Classes this week have been pretty slim. I haven't had to go to any of my three labs since it's the first week of classes. But I can tell that after this week, it's going to be quite a workload with three lab courses. Instead of worrying about labs this first week, I get the enjoyment of textbooks raping my back pocket. My credit card, check card, and wallet are all crying out in pain over the exodus of dollars from their grasp. It's seriously disheartening to see receipt statements that say:Seriously! What the balls! 8% tax! I thought it was only 6% tax. But it seems they are further shafting us poor college students for all our money's worth. That's only 2.5 of my classes! I still have 3 more classes. (Yes if you add it together, that makes 5.5 classes, since one of them I have to buy an extra digital circuits kit - another $45 hit to my bank account). Enough of this, I know a lot of you are in the same situation and possibly even worse.

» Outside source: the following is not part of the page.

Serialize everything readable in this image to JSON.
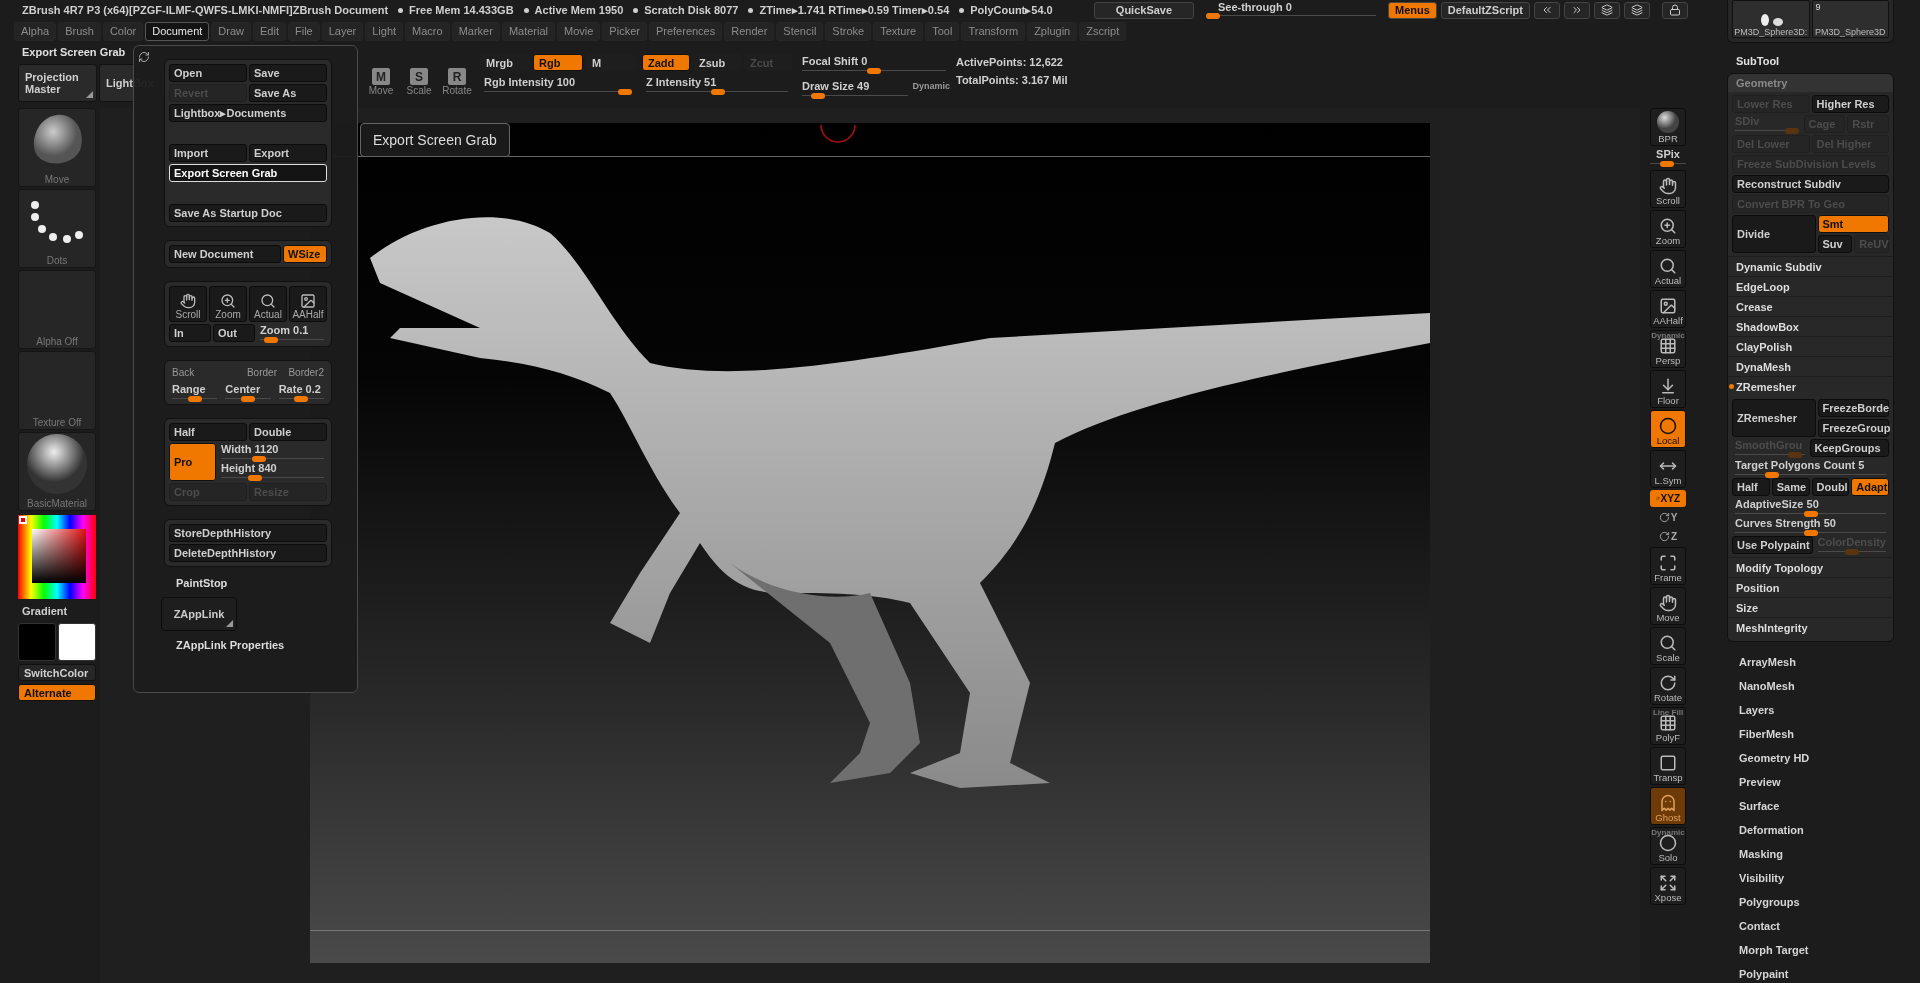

Speaking of getting shafted, why does being good in games always means you get screwed? Take for example: The Jedi Knight games (the ones where you had to choose if you wanted to be light side or dark side - mainly Jedi Outcast and Jedi Academy though). The light side always got screwed with crappy force powers whereas the dark side had all the kickass skills. Light side had skills that would just absorb dark attacks, protect from laser fire, and see through walls. What's the fun in that?! Where's the incentive to be good when you could go around gripping baddies and throwing them against walls, force lightning the balls out of them, and going into a rage that made you super fast and strong at the same time! Light side really gets shafted in games. It's almost as if the games want you to follow the dark path. Tsk tsk on them, teaching kids that evil > good.

The only reason I thought about this was because I've been playing BioShock. (Okay okay, so maybe I haven't been that busy as to not get around to blogging...) I finally got my hands on BioShock at school (after waiting a week at home) for the 360. It's so frickin' awesome! But like I said, these games seem to tailor themselves toward evil being the cooler path. You have to make a choice to save these little monsters (*cough girls) or harvest them for the slugs that lie in their brains. (Pretty intense eh?) Well, you only get 80 Adam for saving them, and 160 Adam for harvesting them. The Adam is used for buying upgrades for yourself. Why wouldn't you want the full amount of Adam for the work you did to kill the little girl's body guard. Plot points? Blah, I guess I'll have to go back and play the game again once I beat it and be a good boy. *sigh, being good is so boring.

Time to go to math class. The professor looks like he's fresh out of college... from China. His accent's a little hard to understand (and thankfully I'm Asian and more accustomed to accents than others) and I still haven't figured out if he will be a good professor or not. He's really really young looking. Anyway, that's my short post for now. I'll try and be more active with posting.